While stories that want to be important are great sometimes you want something that is simply fun. A story that doesn’t try to be a lot more. "The Big Front Yard" by Clifford D. Simak is just that fun. It is the story of that guy that seems to be in every town who has lived there forever and can fix anything, as well as dickering so well that he can make a living trading and selling his stuff.
Hiram Taine is just such a man. He repairs anything ad sells antiques and while he isn't rich he is making a living doing that, but one day while he is preparing to fix a TV he discovers that his basement suddenly has a roof that he didn't put there. What is more odd the glass like material under the wood appears to be almost indestructible.

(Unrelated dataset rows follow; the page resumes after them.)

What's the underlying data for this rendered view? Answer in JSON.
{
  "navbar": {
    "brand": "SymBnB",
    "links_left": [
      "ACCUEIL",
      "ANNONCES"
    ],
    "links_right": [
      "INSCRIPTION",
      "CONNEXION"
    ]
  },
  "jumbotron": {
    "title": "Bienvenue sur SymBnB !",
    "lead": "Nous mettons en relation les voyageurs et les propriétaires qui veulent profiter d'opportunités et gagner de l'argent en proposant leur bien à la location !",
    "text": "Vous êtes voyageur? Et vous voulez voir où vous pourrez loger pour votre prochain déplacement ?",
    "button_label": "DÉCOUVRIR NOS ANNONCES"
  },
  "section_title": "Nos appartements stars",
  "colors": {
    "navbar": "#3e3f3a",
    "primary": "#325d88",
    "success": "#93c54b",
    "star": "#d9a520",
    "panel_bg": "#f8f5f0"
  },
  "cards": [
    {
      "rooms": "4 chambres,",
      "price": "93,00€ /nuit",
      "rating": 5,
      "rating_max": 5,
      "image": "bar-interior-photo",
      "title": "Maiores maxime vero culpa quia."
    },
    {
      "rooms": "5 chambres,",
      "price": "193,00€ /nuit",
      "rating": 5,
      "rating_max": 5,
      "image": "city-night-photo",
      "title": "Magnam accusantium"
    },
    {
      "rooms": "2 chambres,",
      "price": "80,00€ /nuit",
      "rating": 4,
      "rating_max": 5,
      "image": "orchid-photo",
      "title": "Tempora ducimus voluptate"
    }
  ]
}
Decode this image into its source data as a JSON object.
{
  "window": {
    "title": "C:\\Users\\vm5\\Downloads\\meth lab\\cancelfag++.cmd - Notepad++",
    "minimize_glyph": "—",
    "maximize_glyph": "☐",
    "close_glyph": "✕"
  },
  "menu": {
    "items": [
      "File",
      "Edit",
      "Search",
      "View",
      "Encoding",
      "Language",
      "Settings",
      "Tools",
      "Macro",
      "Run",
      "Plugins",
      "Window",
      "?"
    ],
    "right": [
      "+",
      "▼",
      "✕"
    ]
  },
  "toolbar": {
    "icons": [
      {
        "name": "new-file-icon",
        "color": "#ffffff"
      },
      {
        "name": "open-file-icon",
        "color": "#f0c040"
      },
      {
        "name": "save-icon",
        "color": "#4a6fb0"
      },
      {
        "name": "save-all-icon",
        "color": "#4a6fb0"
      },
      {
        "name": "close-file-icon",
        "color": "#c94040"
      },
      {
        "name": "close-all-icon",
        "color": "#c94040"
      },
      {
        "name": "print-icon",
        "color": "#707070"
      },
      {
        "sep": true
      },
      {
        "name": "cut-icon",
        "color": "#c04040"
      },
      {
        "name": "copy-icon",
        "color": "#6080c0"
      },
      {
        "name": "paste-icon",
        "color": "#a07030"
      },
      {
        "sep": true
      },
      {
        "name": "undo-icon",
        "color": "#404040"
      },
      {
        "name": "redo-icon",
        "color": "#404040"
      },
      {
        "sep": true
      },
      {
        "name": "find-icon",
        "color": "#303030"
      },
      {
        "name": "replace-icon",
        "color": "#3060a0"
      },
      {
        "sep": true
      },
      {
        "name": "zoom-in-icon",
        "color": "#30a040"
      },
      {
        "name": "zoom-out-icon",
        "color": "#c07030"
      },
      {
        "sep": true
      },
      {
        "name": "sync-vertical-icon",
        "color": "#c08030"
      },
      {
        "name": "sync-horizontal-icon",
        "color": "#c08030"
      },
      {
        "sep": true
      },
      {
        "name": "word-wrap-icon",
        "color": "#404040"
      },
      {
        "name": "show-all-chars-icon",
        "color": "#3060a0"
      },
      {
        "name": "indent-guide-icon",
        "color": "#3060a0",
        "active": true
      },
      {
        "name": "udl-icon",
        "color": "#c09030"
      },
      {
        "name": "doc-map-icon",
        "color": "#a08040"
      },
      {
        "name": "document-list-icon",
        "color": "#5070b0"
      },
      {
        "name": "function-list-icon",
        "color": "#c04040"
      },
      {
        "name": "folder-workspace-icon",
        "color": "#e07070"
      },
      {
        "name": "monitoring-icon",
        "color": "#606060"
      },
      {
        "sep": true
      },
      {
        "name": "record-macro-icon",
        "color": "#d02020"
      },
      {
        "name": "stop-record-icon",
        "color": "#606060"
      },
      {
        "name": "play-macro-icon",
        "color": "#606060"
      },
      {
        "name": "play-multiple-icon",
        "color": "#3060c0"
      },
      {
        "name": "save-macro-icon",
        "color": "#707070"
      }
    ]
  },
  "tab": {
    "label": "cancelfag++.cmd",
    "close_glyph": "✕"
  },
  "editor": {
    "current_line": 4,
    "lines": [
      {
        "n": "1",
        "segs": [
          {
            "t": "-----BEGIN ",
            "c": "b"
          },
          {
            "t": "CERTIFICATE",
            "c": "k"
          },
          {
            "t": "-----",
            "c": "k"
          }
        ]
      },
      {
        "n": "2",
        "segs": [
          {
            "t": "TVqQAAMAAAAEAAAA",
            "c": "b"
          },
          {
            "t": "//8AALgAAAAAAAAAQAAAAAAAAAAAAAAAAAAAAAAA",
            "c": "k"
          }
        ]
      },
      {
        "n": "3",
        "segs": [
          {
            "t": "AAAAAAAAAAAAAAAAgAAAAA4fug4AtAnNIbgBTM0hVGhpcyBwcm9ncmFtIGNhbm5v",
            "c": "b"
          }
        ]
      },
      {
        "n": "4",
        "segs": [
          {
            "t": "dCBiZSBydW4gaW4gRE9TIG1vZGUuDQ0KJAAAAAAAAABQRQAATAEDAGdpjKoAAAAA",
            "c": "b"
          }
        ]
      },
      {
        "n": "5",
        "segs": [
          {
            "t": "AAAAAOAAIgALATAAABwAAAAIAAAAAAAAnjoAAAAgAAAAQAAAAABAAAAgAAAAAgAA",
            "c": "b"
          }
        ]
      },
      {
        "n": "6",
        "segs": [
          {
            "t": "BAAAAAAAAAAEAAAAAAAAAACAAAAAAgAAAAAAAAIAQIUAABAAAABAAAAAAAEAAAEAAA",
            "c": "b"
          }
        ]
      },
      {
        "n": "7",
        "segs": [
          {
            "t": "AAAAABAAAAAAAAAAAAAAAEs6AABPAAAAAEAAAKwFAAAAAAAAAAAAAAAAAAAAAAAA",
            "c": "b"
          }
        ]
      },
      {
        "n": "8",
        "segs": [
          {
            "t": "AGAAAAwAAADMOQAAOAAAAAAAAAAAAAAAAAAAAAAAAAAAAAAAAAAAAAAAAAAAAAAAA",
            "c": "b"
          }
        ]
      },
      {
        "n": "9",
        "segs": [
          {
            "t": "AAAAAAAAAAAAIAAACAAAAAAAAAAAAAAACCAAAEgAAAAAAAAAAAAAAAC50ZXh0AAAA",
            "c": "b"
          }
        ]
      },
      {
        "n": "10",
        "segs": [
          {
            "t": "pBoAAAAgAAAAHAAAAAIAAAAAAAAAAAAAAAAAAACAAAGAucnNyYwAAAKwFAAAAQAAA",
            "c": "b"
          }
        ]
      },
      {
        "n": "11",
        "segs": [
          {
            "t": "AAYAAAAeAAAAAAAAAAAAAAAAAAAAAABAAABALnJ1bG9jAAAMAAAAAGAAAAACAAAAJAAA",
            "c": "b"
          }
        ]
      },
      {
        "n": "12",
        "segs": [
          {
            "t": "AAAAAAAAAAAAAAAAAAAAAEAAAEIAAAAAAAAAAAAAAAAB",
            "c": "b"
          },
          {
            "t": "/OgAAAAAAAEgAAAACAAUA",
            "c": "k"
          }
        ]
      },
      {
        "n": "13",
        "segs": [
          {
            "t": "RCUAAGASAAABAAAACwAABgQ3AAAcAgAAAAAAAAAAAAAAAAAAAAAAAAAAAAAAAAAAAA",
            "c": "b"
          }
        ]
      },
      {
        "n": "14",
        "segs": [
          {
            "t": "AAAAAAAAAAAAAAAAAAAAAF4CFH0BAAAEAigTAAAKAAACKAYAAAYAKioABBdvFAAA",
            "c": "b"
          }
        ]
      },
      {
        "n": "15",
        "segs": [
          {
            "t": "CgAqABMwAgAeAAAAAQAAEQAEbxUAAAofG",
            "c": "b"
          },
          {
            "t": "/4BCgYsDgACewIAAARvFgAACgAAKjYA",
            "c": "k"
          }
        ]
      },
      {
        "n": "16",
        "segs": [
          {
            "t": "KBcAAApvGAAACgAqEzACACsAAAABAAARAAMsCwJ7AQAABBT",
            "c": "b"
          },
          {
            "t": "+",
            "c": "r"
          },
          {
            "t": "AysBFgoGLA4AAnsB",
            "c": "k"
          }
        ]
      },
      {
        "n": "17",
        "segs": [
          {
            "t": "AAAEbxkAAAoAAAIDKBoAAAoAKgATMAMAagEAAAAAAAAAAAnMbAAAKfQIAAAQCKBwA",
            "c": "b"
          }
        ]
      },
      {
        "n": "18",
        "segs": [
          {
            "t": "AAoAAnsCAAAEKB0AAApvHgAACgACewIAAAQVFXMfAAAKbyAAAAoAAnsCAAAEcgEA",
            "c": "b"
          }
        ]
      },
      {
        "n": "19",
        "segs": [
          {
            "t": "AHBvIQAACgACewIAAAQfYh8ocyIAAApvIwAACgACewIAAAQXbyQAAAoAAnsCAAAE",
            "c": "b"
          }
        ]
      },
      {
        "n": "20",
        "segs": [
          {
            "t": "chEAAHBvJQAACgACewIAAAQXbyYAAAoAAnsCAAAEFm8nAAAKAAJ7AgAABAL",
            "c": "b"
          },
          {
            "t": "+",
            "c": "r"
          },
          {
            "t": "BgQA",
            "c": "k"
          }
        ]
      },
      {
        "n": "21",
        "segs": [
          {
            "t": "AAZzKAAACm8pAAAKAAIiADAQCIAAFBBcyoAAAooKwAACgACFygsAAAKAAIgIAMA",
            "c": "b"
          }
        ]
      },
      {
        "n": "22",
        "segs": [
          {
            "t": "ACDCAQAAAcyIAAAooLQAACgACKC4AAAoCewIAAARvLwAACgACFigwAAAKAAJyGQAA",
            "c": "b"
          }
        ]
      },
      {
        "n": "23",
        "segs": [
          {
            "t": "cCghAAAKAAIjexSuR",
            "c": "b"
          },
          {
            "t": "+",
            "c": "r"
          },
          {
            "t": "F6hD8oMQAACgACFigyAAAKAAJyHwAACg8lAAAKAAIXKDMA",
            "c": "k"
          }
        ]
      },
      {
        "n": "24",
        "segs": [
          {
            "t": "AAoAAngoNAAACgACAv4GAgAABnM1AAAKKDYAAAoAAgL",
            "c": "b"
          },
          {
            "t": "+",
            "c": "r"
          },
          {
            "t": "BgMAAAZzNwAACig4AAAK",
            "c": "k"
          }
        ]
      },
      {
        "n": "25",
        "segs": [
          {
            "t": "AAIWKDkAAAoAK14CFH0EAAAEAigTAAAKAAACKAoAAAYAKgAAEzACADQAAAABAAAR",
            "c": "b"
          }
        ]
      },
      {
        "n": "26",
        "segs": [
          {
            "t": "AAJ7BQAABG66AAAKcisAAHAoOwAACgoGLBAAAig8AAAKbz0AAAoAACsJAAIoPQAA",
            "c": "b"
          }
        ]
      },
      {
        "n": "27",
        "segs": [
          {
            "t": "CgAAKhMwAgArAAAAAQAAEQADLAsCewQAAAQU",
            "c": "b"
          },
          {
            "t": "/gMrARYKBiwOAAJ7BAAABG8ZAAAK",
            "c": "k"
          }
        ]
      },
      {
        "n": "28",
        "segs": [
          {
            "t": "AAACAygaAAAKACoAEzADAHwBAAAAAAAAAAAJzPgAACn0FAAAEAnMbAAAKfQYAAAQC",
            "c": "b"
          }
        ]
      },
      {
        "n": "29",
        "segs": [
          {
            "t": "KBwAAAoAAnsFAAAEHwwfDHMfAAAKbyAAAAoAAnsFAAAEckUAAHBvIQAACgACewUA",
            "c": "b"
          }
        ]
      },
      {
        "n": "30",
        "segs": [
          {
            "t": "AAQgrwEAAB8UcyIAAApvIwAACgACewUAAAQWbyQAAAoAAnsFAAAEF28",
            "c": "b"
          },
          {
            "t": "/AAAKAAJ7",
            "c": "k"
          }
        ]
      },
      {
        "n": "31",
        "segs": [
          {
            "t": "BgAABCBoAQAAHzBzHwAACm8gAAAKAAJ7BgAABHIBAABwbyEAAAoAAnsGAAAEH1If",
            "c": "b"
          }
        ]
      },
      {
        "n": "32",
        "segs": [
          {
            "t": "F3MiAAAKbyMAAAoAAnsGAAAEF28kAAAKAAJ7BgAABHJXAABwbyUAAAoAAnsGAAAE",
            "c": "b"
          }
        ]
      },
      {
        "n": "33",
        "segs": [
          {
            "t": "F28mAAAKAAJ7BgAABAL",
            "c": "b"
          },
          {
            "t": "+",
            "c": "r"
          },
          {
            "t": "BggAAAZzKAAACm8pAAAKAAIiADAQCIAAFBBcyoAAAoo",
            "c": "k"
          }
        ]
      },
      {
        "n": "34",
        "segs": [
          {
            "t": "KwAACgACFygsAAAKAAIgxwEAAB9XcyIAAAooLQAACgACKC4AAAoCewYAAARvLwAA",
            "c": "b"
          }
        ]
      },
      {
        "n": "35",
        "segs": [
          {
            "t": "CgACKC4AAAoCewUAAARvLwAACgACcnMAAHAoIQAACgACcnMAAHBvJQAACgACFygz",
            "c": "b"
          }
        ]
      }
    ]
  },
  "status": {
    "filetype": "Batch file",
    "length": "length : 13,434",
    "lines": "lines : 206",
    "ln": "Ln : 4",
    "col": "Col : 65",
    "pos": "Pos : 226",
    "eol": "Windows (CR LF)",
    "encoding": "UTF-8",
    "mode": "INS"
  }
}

Over the next days he begins to have more things around his house repaired with no explanation and he begins to worry but whatever is here seems friendly enough. And then one day as he is returning to his home he sees that the entire front of his house is gone.
Rushing inside he finds that whatever has been fixing things has connected his house to another world, and within hours the secret has slipped out and everyone in the world is clamoring to take over his home. The U.S.A. government is threatening emanate domain and the U.N. is arriving.
First contact stories are common and in many ways the ideas of this story are not new. Aliens visit earth and give us a new way to connect with the universe, yet by grounding this story so fully in the time(the fifties) and place it makes it seem far more real than many of those stories. In addition this is not a story of war or aggression. The humans react relatively calmly to the news and the worst thing anyone does is try to hack open a bigger door in Hiram's house so they can get vehicles through it and one of the major conflicts is the loss of Hirum's dog and Hirum's sense of duty for the entire situation since it happened in his front yard.
"The Big Front Yard" won the 1959 Hugo award for best Novelette. Clifford D. Simak won two other Hugo awards, one for "Way Station" in 1964 and in 1981 far "Grotto of the Dancing Deer". In addition to this he was named a grandmaster of science fiction by the science fiction and fantasy writers of America.
You aren't likely to have any great revelations while reading "The Big Front Yard" but it is an enjoyable story and one that is so grounded in reality that you really feel as if you're hearing something that could actually happen even while much of it is quite absurd.